For humanitarian reasons, protecting the workers from any harm or suffering as a result of that employment reallocation would also be justified. That is why unemployment insurance is justified, though not paying a higher income or wage than the job was originally paying. Paying higher, or even equivalent wages, for not working will only create new losses of productive value. Workers will just not work if they can make more or even equivalent wages from not working than by working.
But this time, more broadly, the stimulus bailout was justified because the business losses were not created by the declining companies. They were created by the government, through its public health policies. That is why I can’t go to the movies, or eat at my favorite restaurants, or watch my favorite sports, or fly to where I would like to go, staying in my favorite hotels.
And that is why it is fair and justified for the government to bear the losses it is creating. It is the government, not the businesses or the workers, that must be alerted as to the losses its policies are creating. So those losses can be taken into account in setting, terminating and recovering from those policies.
That recovery will be faster if profitable businesses are preserved, and productive jobs are retained, rather than reallocated, so the workers can be put back into productive operation. The jobs and businesses will still be ready and waiting for customers and workers to return when everything returns to normal. That is another reason the stimulus bailout was justified this time.

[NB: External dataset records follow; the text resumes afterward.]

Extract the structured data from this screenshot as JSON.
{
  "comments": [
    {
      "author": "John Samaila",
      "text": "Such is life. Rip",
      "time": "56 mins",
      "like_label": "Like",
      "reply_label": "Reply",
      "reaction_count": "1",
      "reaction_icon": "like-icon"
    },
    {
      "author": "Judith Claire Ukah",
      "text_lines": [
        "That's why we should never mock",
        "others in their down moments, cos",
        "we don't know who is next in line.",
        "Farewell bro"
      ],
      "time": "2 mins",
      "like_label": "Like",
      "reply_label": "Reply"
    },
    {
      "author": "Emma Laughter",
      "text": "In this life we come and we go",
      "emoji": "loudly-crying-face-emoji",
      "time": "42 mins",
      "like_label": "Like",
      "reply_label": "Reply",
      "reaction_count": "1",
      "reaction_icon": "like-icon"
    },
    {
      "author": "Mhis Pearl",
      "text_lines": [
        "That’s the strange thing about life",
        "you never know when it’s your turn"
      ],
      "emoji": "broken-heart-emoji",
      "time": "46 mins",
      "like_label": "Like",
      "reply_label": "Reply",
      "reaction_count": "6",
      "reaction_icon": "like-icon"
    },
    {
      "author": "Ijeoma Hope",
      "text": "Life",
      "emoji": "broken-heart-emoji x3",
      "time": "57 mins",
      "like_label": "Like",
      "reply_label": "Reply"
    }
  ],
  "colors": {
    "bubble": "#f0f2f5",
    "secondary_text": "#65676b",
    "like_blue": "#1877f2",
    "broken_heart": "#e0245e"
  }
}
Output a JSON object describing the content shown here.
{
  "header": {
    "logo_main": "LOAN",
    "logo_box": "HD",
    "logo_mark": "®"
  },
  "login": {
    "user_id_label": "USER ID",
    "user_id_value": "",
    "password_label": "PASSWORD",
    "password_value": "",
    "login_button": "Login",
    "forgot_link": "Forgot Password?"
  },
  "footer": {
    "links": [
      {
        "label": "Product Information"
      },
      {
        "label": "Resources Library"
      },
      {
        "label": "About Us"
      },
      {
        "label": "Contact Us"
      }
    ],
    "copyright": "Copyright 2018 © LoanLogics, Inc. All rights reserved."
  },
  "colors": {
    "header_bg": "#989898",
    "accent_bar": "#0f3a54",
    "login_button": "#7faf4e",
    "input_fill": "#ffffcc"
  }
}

President Trump is right to be so determined to end those losses and get America back to work as quickly as possible. By Easter, on April 12, he will have lined up Governors, covering much of the country, who will have agreed that their states should get back to work by then. Those in other states will then wonder why they haven’t gotten back to work.
The stimulus, though, will not be effective if all that increased borrowing to finance it drives up interest rates. Or if as a secondary effect it crowds out and displaces the private investment that would have resulted from the pro-growth policies previously in place. The tax reform tax rate cuts, or the energy deregulation, were so effective in promoting American energy independence, as America surged to leading the world in production of oil and natural gas, producing a blue-collar boom.
That led to millions of increased jobs, as America led the world in production of low-cost energy, which, along with the tax rate cuts, began to bring back manufacturing to America. That increased income and wages, for the middle class, blue collar workers, and lower income workers, with job and wage competition reduced for the lowest income Americans by Trump’s pressure to reduce immigration.
During the Great Depression and World War II, America ran up its national debt to obtain the needed emergency financing. With record low interest rates, that means that investors are willing to finance that emergency funding for the stimulus bailout this time as well, even though that is driving America to all time record national debt.
Trump is aiming to restore a V shaped, booming recovery with these policies, starting in mid-April, when the weather is warming up, and new modern medicines are having an effect in beating back the virus. That will reduce the national debt as a percent of growing GDP. He would then glide to re-election all the more as a successful war time President, defeating the virus and bringing back America’s blue-collar boom.
Peter Ferrara is the Dunn Liberty Fellow in Economics at the King’s College in New York. He served on the White House Domestic Policy Council under President Reagan, and as Associate Deputy Attorney General of the United States under President George H.W. Bush.